The 61-year-old man is suspected of jumping between vaccine sites for weeks to sell vaccine passports
A German man is under investigation after authorities discovered he'd received the coronavirus vaccine at least 87 times, the Freie Presse newspaper reported on Friday.
The report comes as Germany battles a wave of COVID-19 infections and struggles to raise its vaccination rates compared to other western European countries.
According to information attained by the Freie Presse, the 61-year-old man visited several vaccination centers in the eastern German states of Saxony and Saxony-Anhalt.
The man is believed to have gotten the jab up to three times a day at different jab sites — logging 87 coronavirus vaccinations in the state of Saxony alone.
A staff member at a center in the city of Dresden grew suspicious when he recognized the man, a spokesman for the German Red Cross, Kai Kranich, told the paper.

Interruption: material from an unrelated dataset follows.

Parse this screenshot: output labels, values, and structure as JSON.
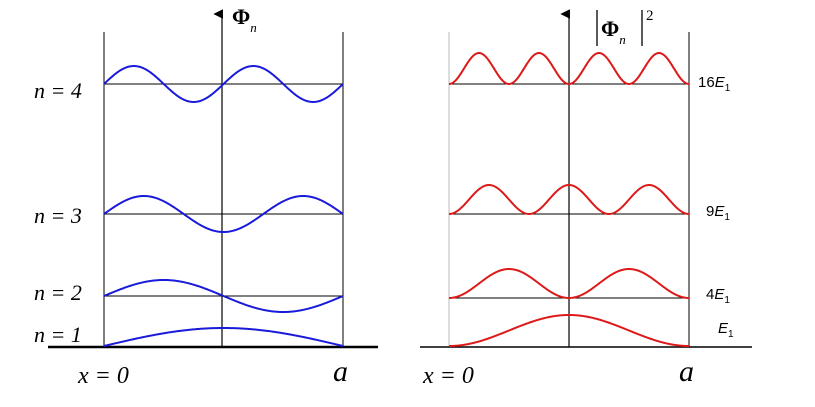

The next time he entered a vaccination center in the town of Eilenburg, outside of Leipzig, staff called the police and he was detained.
The German Red Cross pressed charges against the man on suspicion of his involvement in selling vaccination passports. Criminal investigations are currently ongoing in the state of Saxony, with authorities in other German states also investigating the man.
It is unclear how many times the man actually received the coronavirus vaccine — but the number is expected to be higher than the 87 known jabs.
According to the report, each time the man entered a vaccination site, he would bring a new, blank vaccination document with him.
After getting the jab, he would remove the pages with the information about the vaccine batch numbers and sold them to vaccine opponents.
The man registered for the vaccination appointments using his own name and birthdate, but did not present his health insurance card at the appointments — which could have potentially flagged his actions sooner.
The case has also unveiled the gaps in Germany's health care system — where medical information is largely not digitized or centrally stored.
"A national vaccine register or a coronavirus vaccine register would have shed light on the case immediately," Knut Köhler, a spokesperson for the Saxony state medical association told the newspaper.
In Germany, over 75% of the eligible population are fully vaccinated, while around 58% have received a booster shot. The numbers are especially lagging in eastern German states, where the fully vaccinated rate lies at 64.5% in Saxony.
Germany's vaccination rate is far behind its western European neighbors, with Spain logging 85% fully vaccinated and Portugal reporting a rate of over 91%.